Deutsche Kunstgeschichte gegen den Strich gelesen: Kathrin Hoffmann-Curtius sichtet Bilder zum Judenmord von 1945 bis zum ersten Auschwitz-Prozess
Auf dieses Buch hat man lange gewartet. Kathrin Hoffmann-Curtius legt eine "kommentierte Sichtung" der "Bilder zum Judenmord" vor, die zwischen 1945 und 1965 vorzugsweise in Deutschland entstanden sind. Unsere Erinnerung stützt sich zuallererst auf den unabweisbaren Realismus der Fotodokumente und Filmsequenzen, welche die Alliierten bei der Befreiung der Konzentrationslager gemacht haben. Zum ersten Mal in der Geschichte ist hier ein Genozid fotodokumentarisch festgehalten. Der künstlerischen Fiktion allein würde man keinen Glauben schenken. Aber machen die Fotos bildnerische Auseinandersetzungen, Deutungen und Analysen und die Verarbeitungen durch die Phantasie überflüssig?
Beim Stichwort Kunst und Holocaust fallen uns spontan vor allem Beispiele aus der bis heute diskriminierten Kunst der DDR ein, die im Westen noch immer nicht oder nur ungern wahrgenommen wird. Eines der Verdienste dieses Buches ist, dieses Erbe ernst zu nehmen und in eindringlichen Exegesen zu erschließen. Dankbar erwähnt die Autorin, dass die Berliner Nationalgalerie aufgrund ihrer Ostbestände einige der bedeutendsten Werke seit 2012 wieder ins öffentliche Bewusstsein zurückgeholt hat.
Auf der westlichen Gegenseite stößt man noch einmal auf eine ungelöste und peinigende Frage der Nachkriegskunstgeschichte: Warum stellte sich die deutsche Westkunst nicht dem Thema, warum wich sie der Analyse und Verarbeitung aus und entschied sich mit dem Anschluss an den westlichen Avantgardismus für eine Transzendierung der Geschichte? War das Ziel des Internationalismus wichtiger als die Recherche und Gewissenserforschung im eigenen Haus? Diese Entscheidung wich diametral von der Reaktion der Künstler nach dem Ersten Weltkrieg ab. Nach 1918 führte der Weg aus der Utopie der frühen Moderne zurück zur Wahrnehmung einer unbarmherzigen Realität.

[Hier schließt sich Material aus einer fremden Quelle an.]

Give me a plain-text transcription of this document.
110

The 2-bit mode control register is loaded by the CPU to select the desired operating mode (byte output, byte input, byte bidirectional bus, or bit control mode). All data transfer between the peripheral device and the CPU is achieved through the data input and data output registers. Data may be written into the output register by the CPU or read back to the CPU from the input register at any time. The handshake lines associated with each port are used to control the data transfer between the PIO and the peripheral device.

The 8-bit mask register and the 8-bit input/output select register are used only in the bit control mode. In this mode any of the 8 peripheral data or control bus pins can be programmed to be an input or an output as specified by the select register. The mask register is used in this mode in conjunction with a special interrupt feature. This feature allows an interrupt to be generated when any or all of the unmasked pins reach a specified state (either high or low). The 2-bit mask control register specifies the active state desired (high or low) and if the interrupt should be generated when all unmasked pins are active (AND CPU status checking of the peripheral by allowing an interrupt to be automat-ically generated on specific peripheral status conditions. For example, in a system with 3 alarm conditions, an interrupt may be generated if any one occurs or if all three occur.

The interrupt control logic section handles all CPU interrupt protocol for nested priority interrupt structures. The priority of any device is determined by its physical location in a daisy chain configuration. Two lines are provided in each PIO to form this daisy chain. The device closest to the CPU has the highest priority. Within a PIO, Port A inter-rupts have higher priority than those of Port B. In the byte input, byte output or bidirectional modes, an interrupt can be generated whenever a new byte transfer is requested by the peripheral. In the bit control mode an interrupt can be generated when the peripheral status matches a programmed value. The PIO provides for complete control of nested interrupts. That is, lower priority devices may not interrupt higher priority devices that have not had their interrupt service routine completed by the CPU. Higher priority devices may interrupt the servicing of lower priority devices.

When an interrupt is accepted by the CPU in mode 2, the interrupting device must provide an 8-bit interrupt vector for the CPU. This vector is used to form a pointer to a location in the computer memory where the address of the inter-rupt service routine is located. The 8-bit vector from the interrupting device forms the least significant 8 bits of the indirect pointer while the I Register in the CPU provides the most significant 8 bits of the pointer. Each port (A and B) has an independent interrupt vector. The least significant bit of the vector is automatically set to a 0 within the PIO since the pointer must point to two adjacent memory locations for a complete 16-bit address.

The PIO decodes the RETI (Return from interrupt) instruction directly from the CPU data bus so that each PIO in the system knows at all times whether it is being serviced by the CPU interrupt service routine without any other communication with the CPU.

Nach 1945 schlug die Westkunst den umgekehrten Weg zurück zur Utopie ein. Der Schock und die Schuld rüttelten nicht zur Selbstbefragung, zur Geschichtsanalyse und zur Anklage auf. Die Phantasie kapitulierte, sie erklärte ihre Unzuständigkeit und trat ihre Verantwortung an Film und Foto ab. Die ausweichenden Künstler suchten nach Gegenwelten und nutzten dazu die Angebote der modernen Abstraktionen und ihrer universellen Bildsprachen. In zahllosen Statements von Künstlern und Theoretikern wurde unablässig erklärt, dass "Auschwitz" nicht darstellbar und überhaupt konkrete Schilderungen nicht Aufgabe autonomer Kunst seien. Sind das nicht Ausreden? Wäre nach 1945 nicht die erste Pflicht gewesen, das ästhetische Bewusstsein zu zermartern und für einen Ausdruck des Unausweichlichen und Unfassbaren zu konditionieren? Die bildenden Künstler blieben uns weitgehend schuldig, was Dichter, Schriftsteller, Musiker oder Filmkünstler leisteten.

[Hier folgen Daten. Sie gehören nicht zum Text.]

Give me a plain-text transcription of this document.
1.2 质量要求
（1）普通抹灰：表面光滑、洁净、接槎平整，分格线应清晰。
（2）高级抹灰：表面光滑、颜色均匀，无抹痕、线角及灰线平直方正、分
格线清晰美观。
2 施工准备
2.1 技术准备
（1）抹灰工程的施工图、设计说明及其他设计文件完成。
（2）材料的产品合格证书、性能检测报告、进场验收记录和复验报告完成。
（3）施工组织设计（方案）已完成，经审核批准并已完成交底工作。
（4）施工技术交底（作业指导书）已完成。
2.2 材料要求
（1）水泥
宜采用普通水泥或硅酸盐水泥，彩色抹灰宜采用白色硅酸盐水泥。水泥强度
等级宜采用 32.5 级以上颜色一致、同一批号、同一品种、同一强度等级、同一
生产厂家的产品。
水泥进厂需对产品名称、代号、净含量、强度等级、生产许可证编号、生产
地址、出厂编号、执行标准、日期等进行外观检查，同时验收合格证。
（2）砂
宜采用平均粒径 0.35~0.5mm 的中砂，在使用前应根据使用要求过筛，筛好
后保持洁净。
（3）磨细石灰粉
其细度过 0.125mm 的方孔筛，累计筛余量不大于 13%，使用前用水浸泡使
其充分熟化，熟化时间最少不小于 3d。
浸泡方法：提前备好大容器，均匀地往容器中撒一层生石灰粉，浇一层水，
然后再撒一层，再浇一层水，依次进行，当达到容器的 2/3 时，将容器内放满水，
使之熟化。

Kathrin Hoffmann-Curtius' motivgeschichtliche Studie ist daher ein Trotz-Buch, das eine festgefahrene Kunstgeschichte gegen den Strich, gegen die Verweigerung und behauptete Unmöglichkeit der Darstellung bürstet. Sie fördert ein erstaunliches, heterogenes, qualitativ zweifellos schwankendes Material zutage: 156 Werke von 44 Künstlern, die sich explizit mit dem Judenmord befassen. Die Autorin lässt kunstgeschichtliche Schemata, die eingefleischten Schulbegriffe, Stilrichtungen und Qualitätskriterien beiseite. In diesem diffusen Panorama zahlloser Bildquellen könnte man leicht die Orientierung verlieren, hätte die Autorin nicht das Material durch die chronologische Abfolge und eine akribische Besprechung der einzelnen Werke, Bild für Bild und Künstler für Künstler, fest im Griff.

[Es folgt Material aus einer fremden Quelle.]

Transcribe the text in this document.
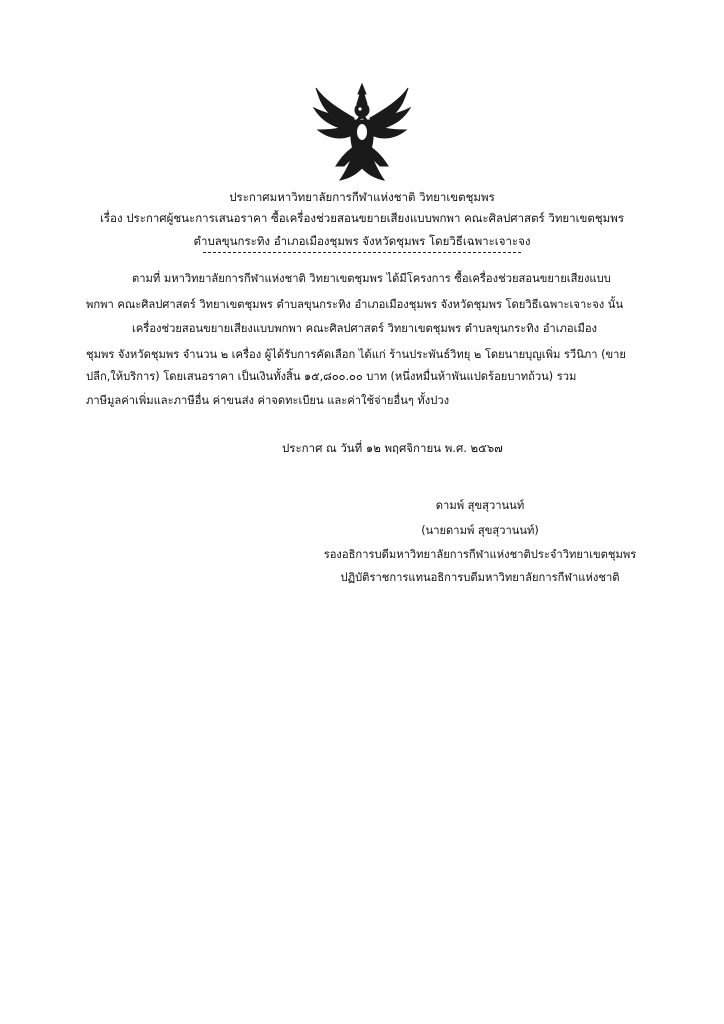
ประกาศมหาวิทยาลัยการกีฬาแห่งชาติ วิทยาเขตชุมพร
เรื่อง ประกาศผู้ชนะการเสนอราคา ซื้อเครื่องช่วยสอนขยายเสียงแบบพกพา คณะศิลปศาสตร์ วิทยาเขตชุมพร
ตำบลขุนกระทิง อำเภอเมืองชุมพร จังหวัดชุมพร โดยวิธีเฉพาะเจาะจง
ตามที่ มหาวิทยาลัยการกีฬาแห่งชาติ วิทยาเขตชุมพร ได้มีโครงการ ซื้อเครื่องช่วยสอนขยายเสียงแบบ
พกพา คณะศิลปศาสตร์ วิทยาเขตชุมพร ตำบลขุนกระทิง อำเภอเมืองชุมพร จังหวัดชุมพร โดยวิธีเฉพาะเจาะจง นั้น
เครื่องช่วยสอนขยายเสียงแบบพกพา คณะศิลปศาสตร์ วิทยาเขตชุมพร ตำบลขุนกระทิง อำเภอเมือง
ชุมพร จังหวัดชุมพร จำนวน ๒ เครื่อง ผู้ได้รับการคัดเลือก ได้แก่ ร้านประพันธ์วิทยุ ๒ โดยนายบุญเพิ่ม รวีนิภา (ขาย
ปลีก,ให้บริการ) โดยเสนอราคา เป็นเงินทั้งสิ้น ๑๕,๘๐๐.๐๐ บาท (หนึ่งหมื่นห้าพันแปดร้อยบาทถ้วน) รวม
ภาษีมูลค่าเพิ่มและภาษีอื่น ค่าขนส่ง ค่าจดทะเบียน และค่าใช้จ่ายอื่นๆ ทั้งปวง
ประกาศ ณ วันที่ ๑๒ พฤศจิกายน พ.ศ. ๒๕๖๗
ดามพ์ สุขสุวานนท์
(นายดามพ์ สุขสุวานนท์)
รองอธิการบดีมหาวิทยาลัยการกีฬาแห่งชาติประจำวิทยาเขตชุมพร
ปฏิบัติราชการแทนอธิการบดีมหาวิทยาลัยการกีฬาแห่งชาติ
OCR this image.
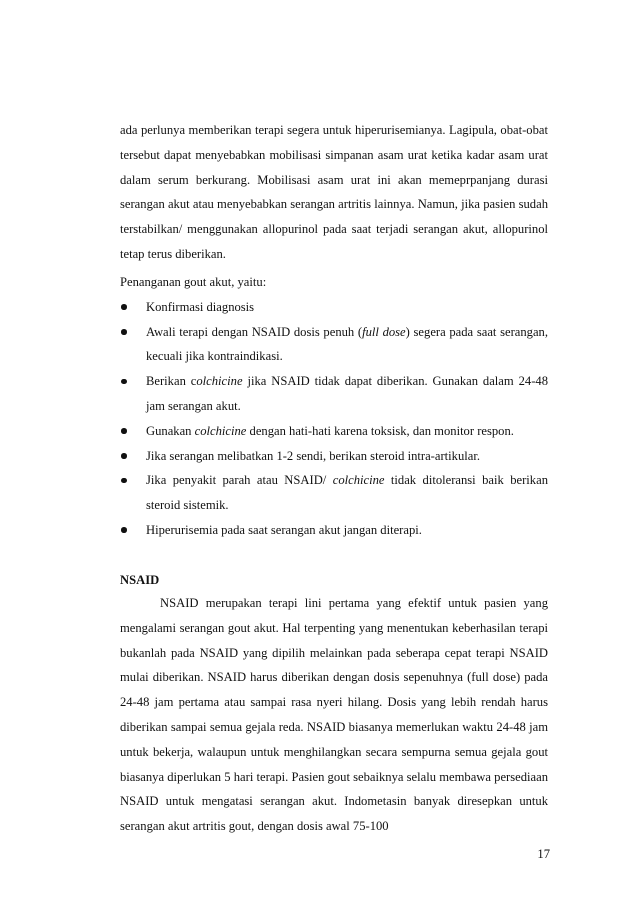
ada perlunya memberikan terapi segera untuk hiperurisemianya. Lagipula, obat-obat tersebut dapat menyebabkan mobilisasi simpanan asam urat ketika kadar asam urat dalam serum berkurang. Mobilisasi asam urat ini akan memeprpanjang durasi serangan akut atau menyebabkan serangan artritis lainnya. Namun, jika pasien sudah terstabilkan/ menggunakan allopurinol pada saat terjadi serangan akut, allopurinol tetap terus diberikan.

Penanganan gout akut, yaitu:

Konfirmasi diagnosis
Awali terapi dengan NSAID dosis penuh (full dose) segera pada saat serangan, kecuali jika kontraindikasi.
Berikan colchicine jika NSAID tidak dapat diberikan. Gunakan dalam 24-48 jam serangan akut.
Gunakan colchicine dengan hati-hati karena toksisk, dan monitor respon.
Jika serangan melibatkan 1-2 sendi, berikan steroid intra-artikular.
Jika penyakit parah atau NSAID/ colchicine tidak ditoleransi baik berikan steroid sistemik.
Hiperurisemia pada saat serangan akut jangan diterapi.
NSAID

NSAID merupakan terapi lini pertama yang efektif untuk pasien yang mengalami serangan gout akut. Hal terpenting yang menentukan keberhasilan terapi bukanlah pada NSAID yang dipilih melainkan pada seberapa cepat terapi NSAID mulai diberikan. NSAID harus diberikan dengan dosis sepenuhnya (full dose) pada 24-48 jam pertama atau sampai rasa nyeri hilang. Dosis yang lebih rendah harus diberikan sampai semua gejala reda. NSAID biasanya memerlukan waktu 24-48 jam untuk bekerja, walaupun untuk menghilangkan secara sempurna semua gejala gout biasanya diperlukan 5 hari terapi. Pasien gout sebaiknya selalu membawa persediaan NSAID untuk mengatasi serangan akut. Indometasin banyak diresepkan untuk serangan akut artritis gout, dengan dosis awal 75-100

17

Neben namhaften treten hier vergessene oder auch kaum bekannte Künstler zutage, neben Betroffenen und Opfern, die mahnen und anklagen oder in der Kunst Linderung vom Horror suchen, Beobachter und Moralisten, die in der Zeit des Terrors aus nächster Nähe, aus dem Exil oder dann im Rückblick auf die Verbrechen reagiert haben. Pathos oder Beklommenheit haben mit den Umständen der Entstehung, mit den Bedingungen im Lager und in Verstecken, mit Angstpsychosen oder später mit moralischer Empörung zu tun.
Die "großen" Werke, die nicht im Mittelpunkt des Buchs stehen, entstanden aus der Distanz des Exils oder aus der Erinnerung. Hingewiesen sei auf Kokoschkas allegorische Balladen, auf Meidner und Chagall, der die Stationen der jüdischen Passion in Osteuropa von Amerika aus mit Bildern begleitete, an Picasso, der 1944/45 mit dem "Beinhaus" eine der eindringlichsten Parabeln auf den Massenmord schuf, oder den Slowenen Music, der in der Dachauer Lagerhaft Skizzen verfertigte, die er Jahrzehnte später zu großen Mementos verarbeitete.
Einzigartig ist das Epos über die Verfolgung und die Leiden von Juden und Sinti, das der Rheinländer Otto Pankok im Verborgenen im Dritten Reich schuf und in monumentalen Kohlezeichnungen festhielt. Diese bildmäßigen Blätter verdienen einen Ehrenplatz im Pantheon deutscher Kunst. Im Buch schließen daran die erschütternden, sakral gefassten Gedenk- und Mahnbilder von Horst Strempel und Hans Grundig an. Grundigs Frau Lea schuf nach ihrer Rückkehr aus dem Exil aufrüttelnde Zyklen. Das Buch ruft vergessene Illustrationsfolgen von Willy Geiger, Jerzy Zielezinski, Leo Haas, Fritz Ketz, Carl Lauterbach, Edgar Jené, Teo Otto, Gerd Baukhage oder Hermann Bruse in Erinnerung. Der erzählerische und illustrative Modus, das Pathos und die Metaphernsprache, die Allegorien und surrealen Übersteigerungen gehören dabei zu den genuinen Mitteln der Vergegenwärtigung oder Erinnerung der Schrecken.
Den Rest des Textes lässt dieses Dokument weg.